Наверное, многие из нас, особенно те, кто присутствует в социальных сетях, чувствует, насколько агрессивным становится общение. Мы смотрим телепередачи, в которых то вспыхивают агрессивные перебранки, то дело доходит до прямого рукоприкладства. Наконец, частые сообщения о неспровоцированных актах агрессии детей и подростков по отношению друг к другу и к учителям. Мы решили обсудить эту проблему с известным психологом, руководителем отдела медицинской психологии Научного центра психического здоровья Российской академии медицинских наук Сергеем Ениколоповым, автором многочисленных работ по различным аспектам агрессии как социального и патологического феномена.

 

 

Что такое агрессия

— Вы занимаетесь проблемами агрессии. Кажется, что в современном мире агрессия буквально разлита в воздухе. Как вы определяете, что это такое? Это болезнь?

— Кто-то подсчитал, что в мире двести определений агрессии. Хотя определения расходятся в деталях, основной блок четко сформулирован: агрессия — это некие действия, наносящие вред какому-либо объекту или субъекту. Дальше идет добавление, которое сейчас модно: не желающему подобного с собой обращения. Но есть и были авторы, которые считали агрессией любую форму активности. И это идет от древности, потому что современное понимание об агрессии как нанесении вреда появилась только после наполеоновских войн. А до этого агрессией называлась любая напористость, поэтому туда и дружелюбная, любовная напористость тоже входила.

Почему я с иронией отношусь к более современному, хотя, может, более строгому определению? Сложность проблемы заключается в том, что таким образом вылетает из анализа агрессии все, что связано, например, с садомазохизмом и с аутоагрессией — самоубийствами. То есть с желающими нанести вред себе.

Но очень важно в этих всех определениях, что агрессия — это мотивированное и целенаправленное поведение. Например, если неудачно автобус затормозил и мы потолкали друг друга, притом, может быть, даже с повреждениями, то это не агрессия. Агрессия — когда хотят нанести вред. Она, безусловно, не болезнь, но очень хороший индикатор неблагополучия. Как на индивидуальном уровне, так и на социальном. Когда что-то плохо, человек как минимум испытывает раздражение. Достаточно подъема температуры. Известны исследования, которые показали высокий уровень агрессии у человека на инициальных, начальных стадиях любого заболевания. Почему я и сказал: индикатор неблагополучия. Можете это даже на себе проанализировать. Как только простуда, высокая температура, вас раздражает всё — яркий свет, громкий разговор. Потом болезнь еще длится, даже нет улучшения, но происходит адаптация, и раздражение снижается.

Статистика проявления агрессии — показатель уровня неблагополучия в стране. Вот почему, когда всевозможные международные организации типа ВОЗ и прочих говорят о каком-то неблагополучии в стране, они в первую очередь пользуются статистикой убийств и самоубийств.
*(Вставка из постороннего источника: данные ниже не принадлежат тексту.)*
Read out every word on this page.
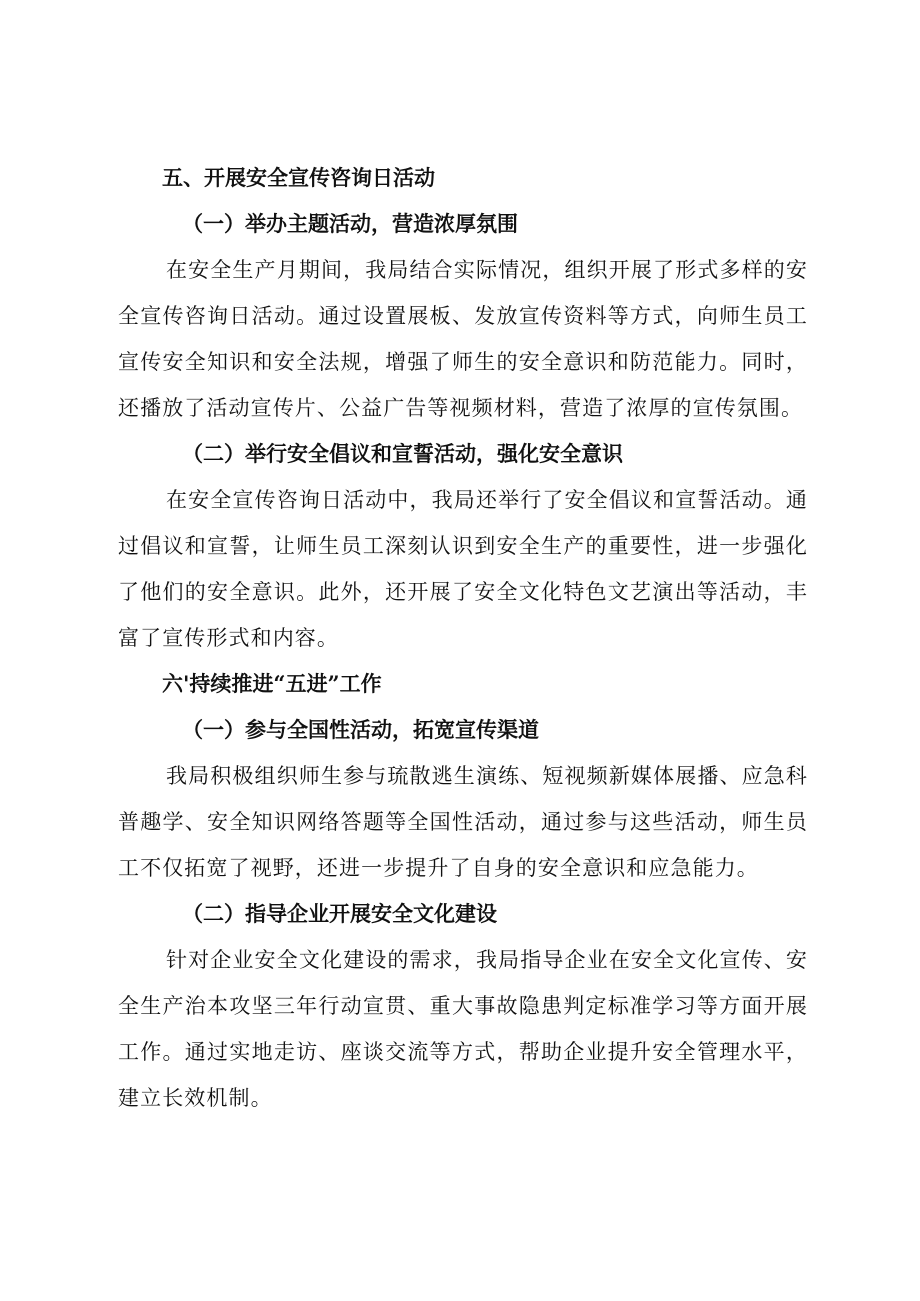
五、开展安全宣传咨询日活动

（一）举办主题活动，营造浓厚氛围

在安全生产月期间，我局结合实际情况，组织开展了形式多样的安全宣传咨询日活动。通过设置展板、发放宣传资料等方式，向师生员工宣传安全知识和安全法规，增强了师生的安全意识和防范能力。同时，还播放了活动宣传片、公益广告等视频材料，营造了浓厚的宣传氛围。

（二）举行安全倡议和宣誓活动，强化安全意识

在安全宣传咨询日活动中，我局还举行了安全倡议和宣誓活动。通过倡议和宣誓，让师生员工深刻认识到安全生产的重要性，进一步强化了他们的安全意识。此外，还开展了安全文化特色文艺演出等活动，丰富了宣传形式和内容。

六'持续推进“五进”工作

（一）参与全国性活动，拓宽宣传渠道

我局积极组织师生参与琉散逃生演练、短视频新媒体展播、应急科普趣学、安全知识网络答题等全国性活动，通过参与这些活动，师生员工不仅拓宽了视野，还进一步提升了自身的安全意识和应急能力。

（二）指导企业开展安全文化建设

针对企业安全文化建设的需求，我局指导企业在安全文化宣传、安全生产治本攻坚三年行动宣贯、重大事故隐患判定标准学习等方面开展工作。通过实地走访、座谈交流等方式，帮助企业提升安全管理水平，建立长效机制。
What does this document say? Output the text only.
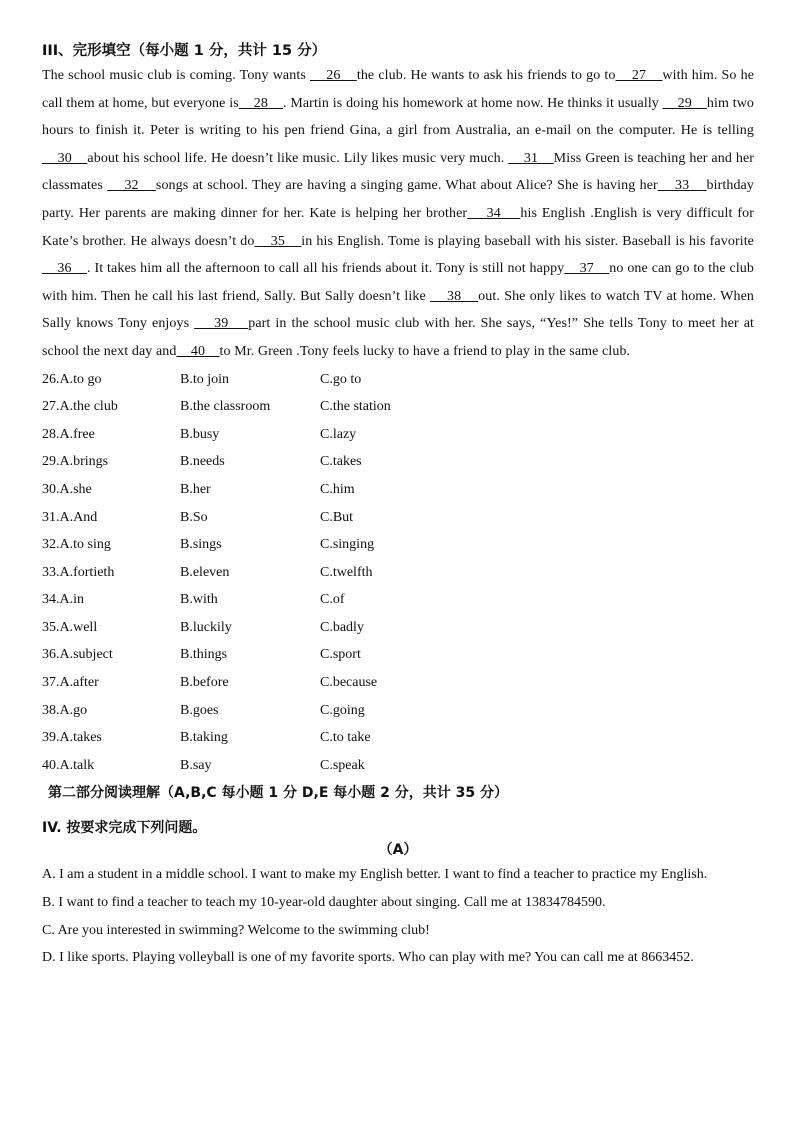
III、完形填空（每小题 1 分，共计 15 分）

The school music club is coming. Tony wants     26    the club. He wants to ask his friends to go to    27    with him. So he call them at home, but everyone is    28    . Martin is doing his homework at home now. He thinks it usually     29    him two hours to finish it. Peter is writing to his pen friend Gina, a girl from Australia, an e-mail on the computer. He is telling     30    about his school life. He doesn’t like music. Lily likes music very much.     31    Miss Green is teaching her and her classmates     32    songs at school. They are having a singing game. What about Alice? She is having her    33    birthday party. Her parents are making dinner for her. Kate is helping her brother    34    his English .English is very difficult for Kate’s brother. He always doesn’t do    35    in his English. Tome is playing baseball with his sister. Baseball is his favorite     36    . It takes him all the afternoon to call all his friends about it. Tony is still not happy    37    no one can go to the club with him. Then he call his last friend, Sally. But Sally doesn’t like     38    out. She only likes to watch TV at home. When Sally knows Tony enjoys     39    part in the school music club with her. She says, “Yes!” She tells Tony to meet her at school the next day and    40    to Mr. Green .Tony feels lucky to have a friend to play in the same club.

26.A.to go	B.to join	C.go to
27.A.the club	B.the classroom	C.the station
28.A.free	B.busy	C.lazy
29.A.brings	B.needs	C.takes
30.A.she	B.her	C.him
31.A.And	B.So	C.But
32.A.to sing	B.sings	C.singing
33.A.fortieth	B.eleven	C.twelfth
34.A.in	B.with	C.of
35.A.well	B.luckily	C.badly
36.A.subject	B.things	C.sport
37.A.after	B.before	C.because
38.A.go	B.goes	C.going
39.A.takes	B.taking	C.to take
40.A.talk	B.say	C.speak

第二部分阅读理解（A,B,C 每小题 1 分 D,E 每小题 2 分，共计 35 分）

IV. 按要求完成下列问题。

（A）

A. I am a student in a middle school. I want to make my English better. I want to find a teacher to practice my English.

B. I want to find a teacher to teach my 10-year-old daughter about singing. Call me at 13834784590.

C. Are you interested in swimming? Welcome to the swimming club!

D. I like sports. Playing volleyball is one of my favorite sports. Who can play with me? You can call me at 8663452.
Все остальное довольно субъективно.

— То есть проявление агрессии — это проявление неблагополучия?

— Не всякое проявление агрессии является проявлением неблагополучия. Кроме самоубийств.
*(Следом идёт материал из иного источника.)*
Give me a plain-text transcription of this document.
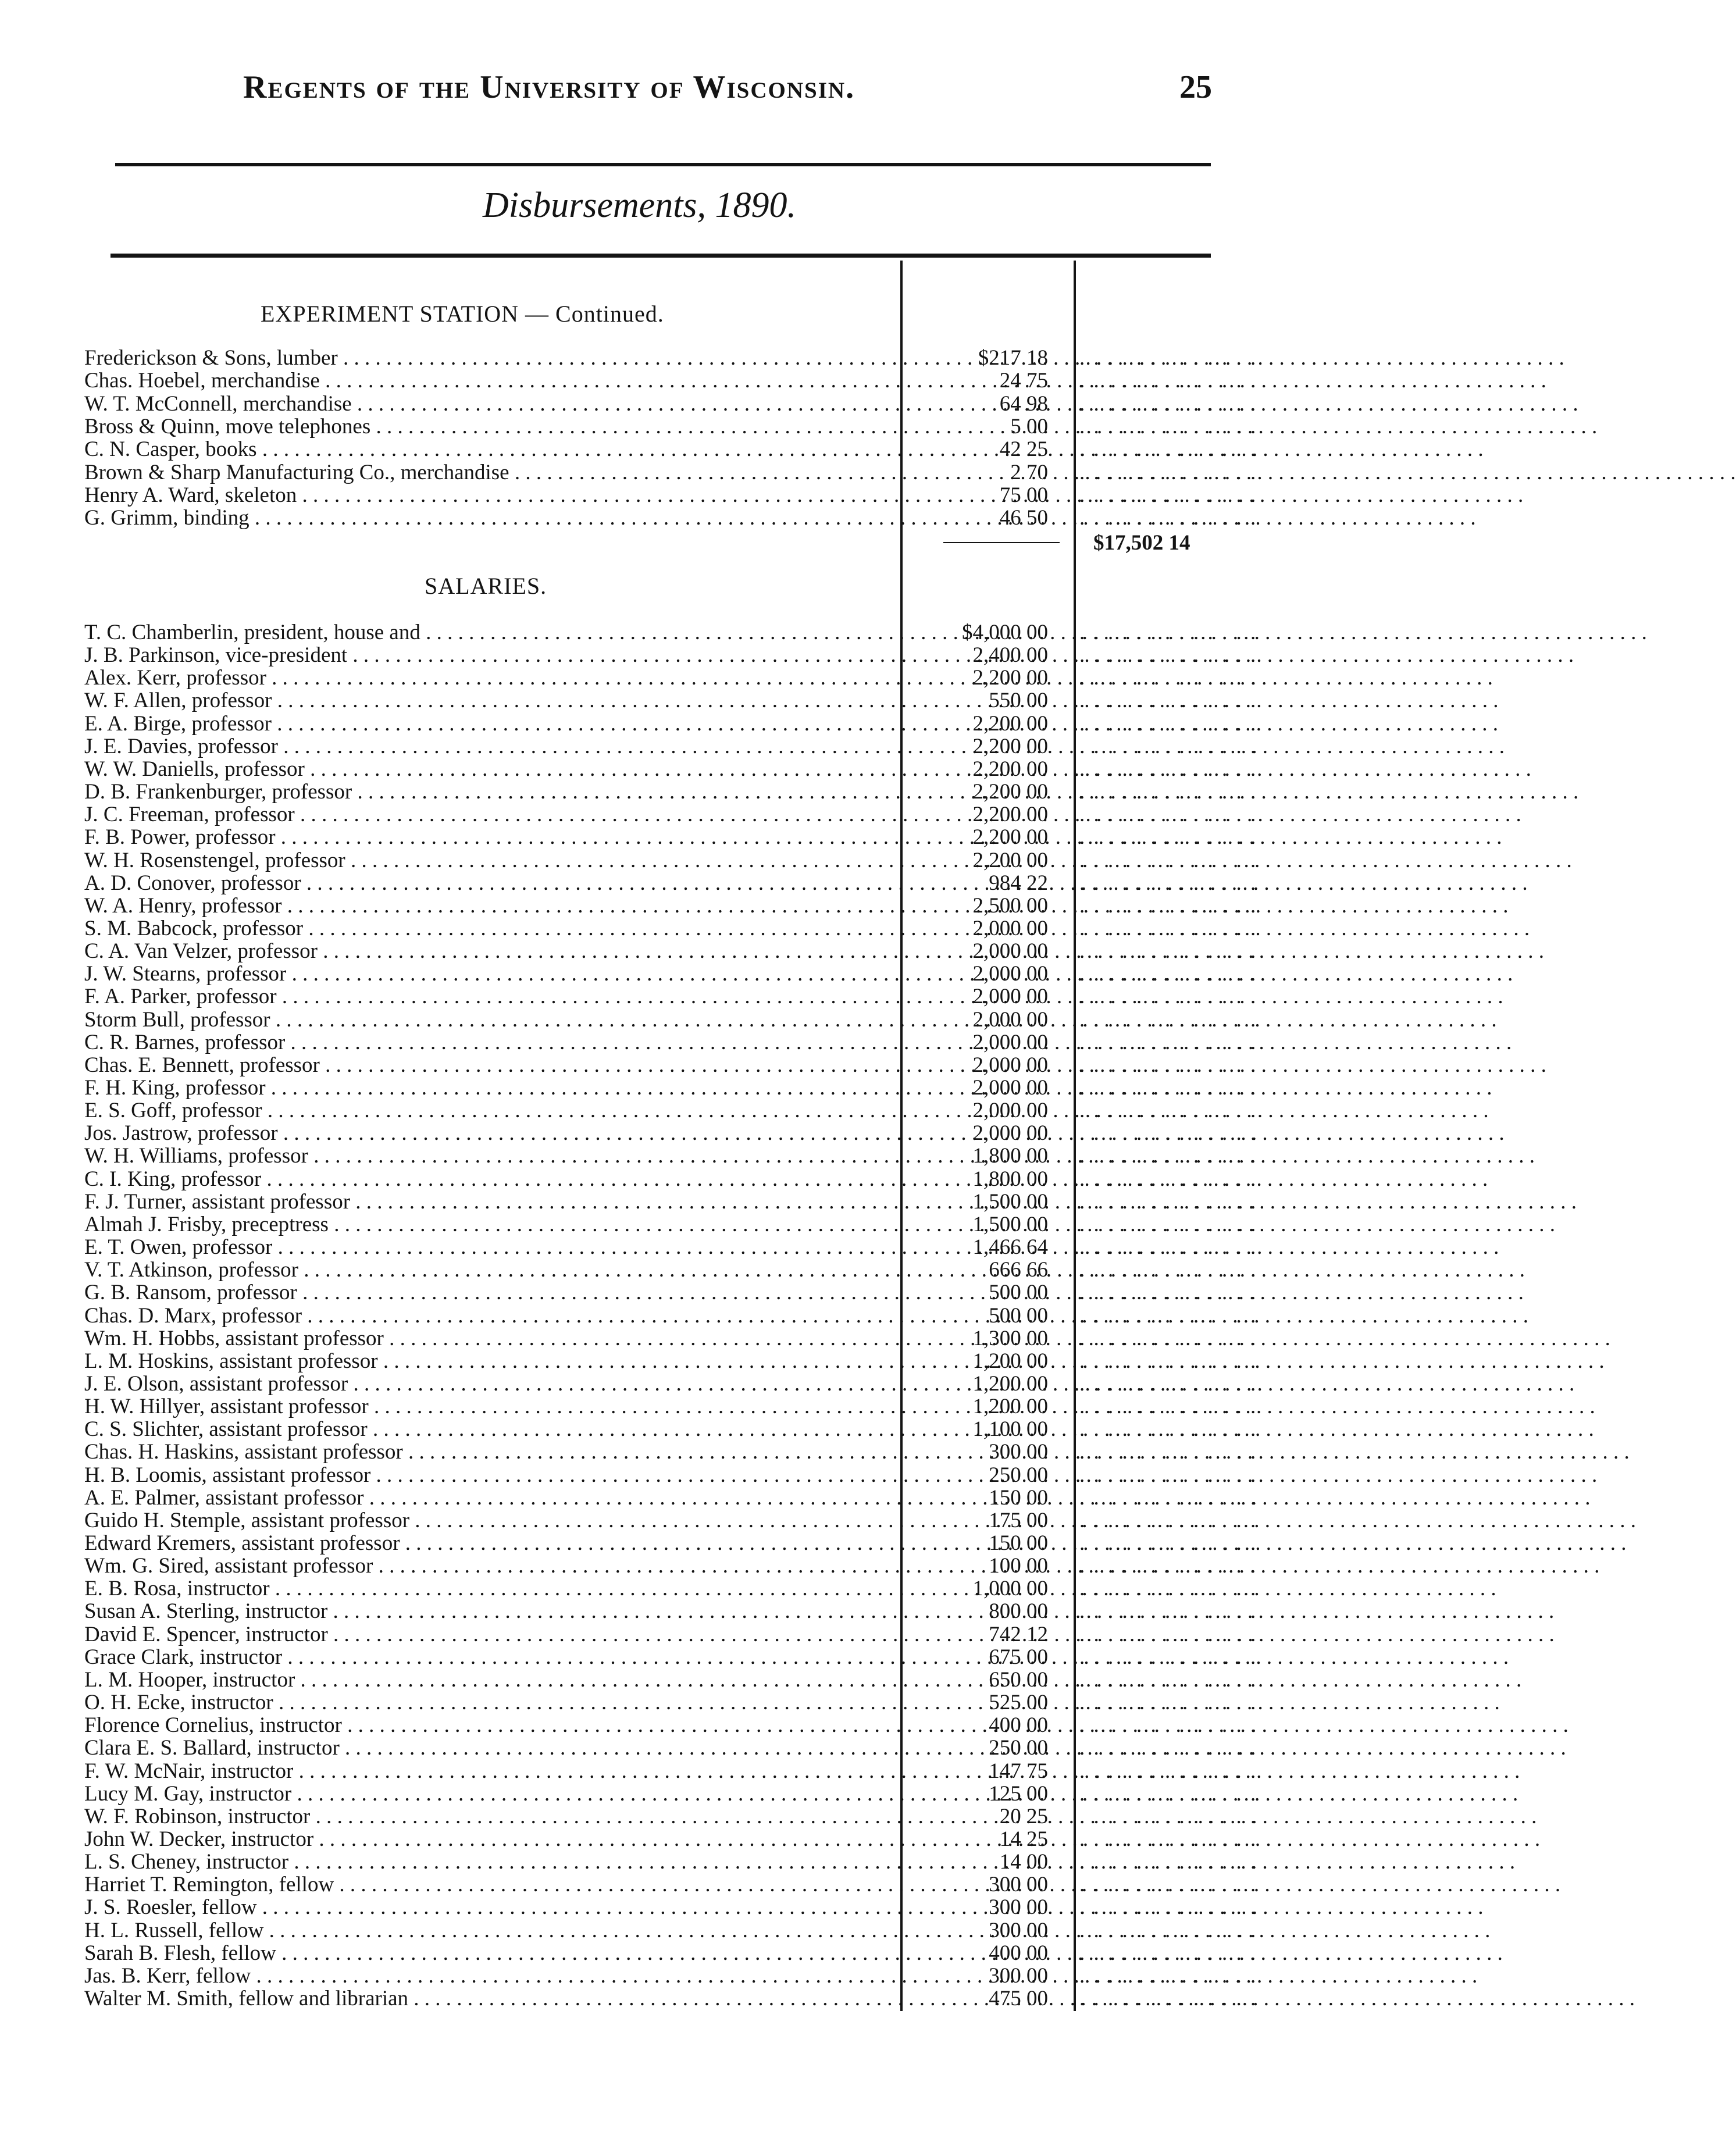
Regents of the University of Wisconsin.	25
Disbursements, 1890.
EXPERIMENT STATION — Continued.
Frederickson & Sons, lumber . . .	$217 18 . . . . . . . . . . . . .
Chas. Hoebel, merchandise . . .	24 75 . . . . . . . . . . . . .
W. T. McConnell, merchandise . . .	64 98 . . . . . . . . . . . . .
Bross & Quinn, move telephones . . .	5 00 . . . . . . . . . . . . .
C. N. Casper, books . . .	42 25 . . . . . . . . . . . . .
Brown & Sharp Manufacturing Co., merchandise . . .	2 70 . . . . . . . . . . . . .
Henry A. Ward, skeleton . . .	75 00 . . . . . . . . . . . . .
G. Grimm, binding . . .	46 50 . . . . . . . . . . . . .
$17,502 14
SALARIES.
T. C. Chamberlin, president, house and . . .	$4,000 00 . . . . . . . . . . . . .
J. B. Parkinson, vice-president . . .	2,400 00 . . . . . . . . . . . . .
Alex. Kerr, professor . . .	2,200 00 . . . . . . . . . . . . .
W. F. Allen, professor . . .	550 00 . . . . . . . . . . . . .
E. A. Birge, professor . . .	2,200 00 . . . . . . . . . . . . .
J. E. Davies, professor . . .	2,200 00 . . . . . . . . . . . . .
W. W. Daniells, professor . . .	2,200 00 . . . . . . . . . . . . .
D. B. Frankenburger, professor . . .	2,200 00 . . . . . . . . . . . . .
J. C. Freeman, professor . . .	2,200 00 . . . . . . . . . . . . .
F. B. Power, professor . . .	2,200 00 . . . . . . . . . . . . .
W. H. Rosenstengel, professor . . .	2,200 00 . . . . . . . . . . . . .
A. D. Conover, professor . . .	984 22 . . . . . . . . . . . . .
W. A. Henry, professor . . .	2,500 00 . . . . . . . . . . . . .
S. M. Babcock, professor . . .	2,000 00 . . . . . . . . . . . . .
C. A. Van Velzer, professor . . .	2,000 00 . . . . . . . . . . . . .
J. W. Stearns, professor . . .	2,000 00 . . . . . . . . . . . . .
F. A. Parker, professor . . .	2,000 00 . . . . . . . . . . . . .
Storm Bull, professor . . .	2,000 00 . . . . . . . . . . . . .
C. R. Barnes, professor . . .	2,000 00 . . . . . . . . . . . . .
Chas. E. Bennett, professor . . .	2,000 00 . . . . . . . . . . . . .
F. H. King, professor . . .	2,000 00 . . . . . . . . . . . . .
E. S. Goff, professor . . .	2,000 00 . . . . . . . . . . . . .
Jos. Jastrow, professor . . .	2,000 00 . . . . . . . . . . . . .
W. H. Williams, professor . . .	1,800 00 . . . . . . . . . . . . .
C. I. King, professor . . .	1,800 00 . . . . . . . . . . . . .
F. J. Turner, assistant professor . . .	1,500 00 . . . . . . . . . . . . .
Almah J. Frisby, preceptress . . .	1,500 00 . . . . . . . . . . . . .
E. T. Owen, professor . . .	1,466 64 . . . . . . . . . . . . .
V. T. Atkinson, professor . . .	666 66 . . . . . . . . . . . . .
G. B. Ransom, professor . . .	500 00 . . . . . . . . . . . . .
Chas. D. Marx, professor . . .	500 00 . . . . . . . . . . . . .
Wm. H. Hobbs, assistant professor . . .	1,300 00 . . . . . . . . . . . . .
L. M. Hoskins, assistant professor . . .	1,200 00 . . . . . . . . . . . . .
J. E. Olson, assistant professor . . .	1,200 00 . . . . . . . . . . . . .
H. W. Hillyer, assistant professor . . .	1,200 00 . . . . . . . . . . . . .
C. S. Slichter, assistant professor . . .	1,100 00 . . . . . . . . . . . . .
Chas. H. Haskins, assistant professor . . .	300 00 . . . . . . . . . . . . .
H. B. Loomis, assistant professor . . .	250 00 . . . . . . . . . . . . .
A. E. Palmer, assistant professor . . .	150 00 . . . . . . . . . . . . .
Guido H. Stemple, assistant professor . . .	175 00 . . . . . . . . . . . . .
Edward Kremers, assistant professor . . .	150 00 . . . . . . . . . . . . .
Wm. G. Sired, assistant professor . . .	100 00 . . . . . . . . . . . . .
E. B. Rosa, instructor . . .	1,000 00 . . . . . . . . . . . . .
Susan A. Sterling, instructor . . .	800 00 . . . . . . . . . . . . .
David E. Spencer, instructor . . .	742 12 . . . . . . . . . . . . .
Grace Clark, instructor . . .	675 00 . . . . . . . . . . . . .
L. M. Hooper, instructor . . .	650 00 . . . . . . . . . . . . .
O. H. Ecke, instructor . . .	525 00 . . . . . . . . . . . . .
Florence Cornelius, instructor . . .	400 00 . . . . . . . . . . . . .
Clara E. S. Ballard, instructor . . .	250 00 . . . . . . . . . . . . .
F. W. McNair, instructor . . .	147 75 . . . . . . . . . . . . .
Lucy M. Gay, instructor . . .	125 00 . . . . . . . . . . . . .
W. F. Robinson, instructor . . .	20 25 . . . . . . . . . . . . .
John W. Decker, instructor . . .	14 25 . . . . . . . . . . . . .
L. S. Cheney, instructor . . .	14 00 . . . . . . . . . . . . .
Harriet T. Remington, fellow . . .	300 00 . . . . . . . . . . . . .
J. S. Roesler, fellow . . .	300 00 . . . . . . . . . . . . .
H. L. Russell, fellow . . .	300 00 . . . . . . . . . . . . .
Sarah B. Flesh, fellow . . .	400 00 . . . . . . . . . . . . .
Jas. B. Kerr, fellow . . .	300 00 . . . . . . . . . . . . .
Walter M. Smith, fellow and librarian . . .	475 00 . . . . . . . . . . . . .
Для меня же в первую очередь показатель неблагополучия — число корыстных убийств, которое является одной из форм проявления социальных проблем. Например, в Москве в конце шестидесятых было около девяти процентов корыстных убийств от общего их числа. Но Москва тогда жила социальным оптимизмом. Оптимизм в начале шестидесятых был, конечно, не от того, что, как вчера объявили, в восьмидесятом году будет коммунизм и все сразу стали кроткими. А от осознания в течение какого-то времени, что жизнь налаживается.

Сейчас принято все мерить в ВВП на душу населения. С одной стороны, это действительно показатель благополучия, но с другой стороны, скажем, в Мексике ВВП растет, а волосы дыбом встают, когда вы узнаете, сколько там убийств. А убийство — показатель того, что при всем при этом что-то не так в социальном устройстве.

magnifier.png Когда всевозможные международные организации типа ВОЗ и прочих говорят о каком-то неблагополучии в стране, они в первую очередь пользуются статистикой убийств и самоубийств. Все остальное довольно субъективно

При анализе поведения высокоагрессивного человека естественно возникает вопрос: а как он дошел до жизни такой? Это генетика или влияние среды? Но мы отлично понимаем, что генетически агрессия заложена почти у всех. Мы ведь из хищников по происхождению. Значит, проблема сложнее: почему одни проявляют это природное качество, а другие — нет? Есть такое понятие, как «экологическая модель насилия». Она заключается в том, что агрессия рассматривается как результат влияния четырех факторов — сам индивид, его ближайшее окружение, с которым он взаимодействует непосредственно, его комьюнити — община и вся социальная среда. Понять истоки агрессии, не учитывая эти четыре фактора, почти невозможно.

Даже грубое в историческом плане деление первобытных людей на собирателей и охотников сразу показывает, насколько разные ценностные структуры были у каждого из них и насколько разные модели поведения. Что говорит о влиянии социума даже в древнейшие времена.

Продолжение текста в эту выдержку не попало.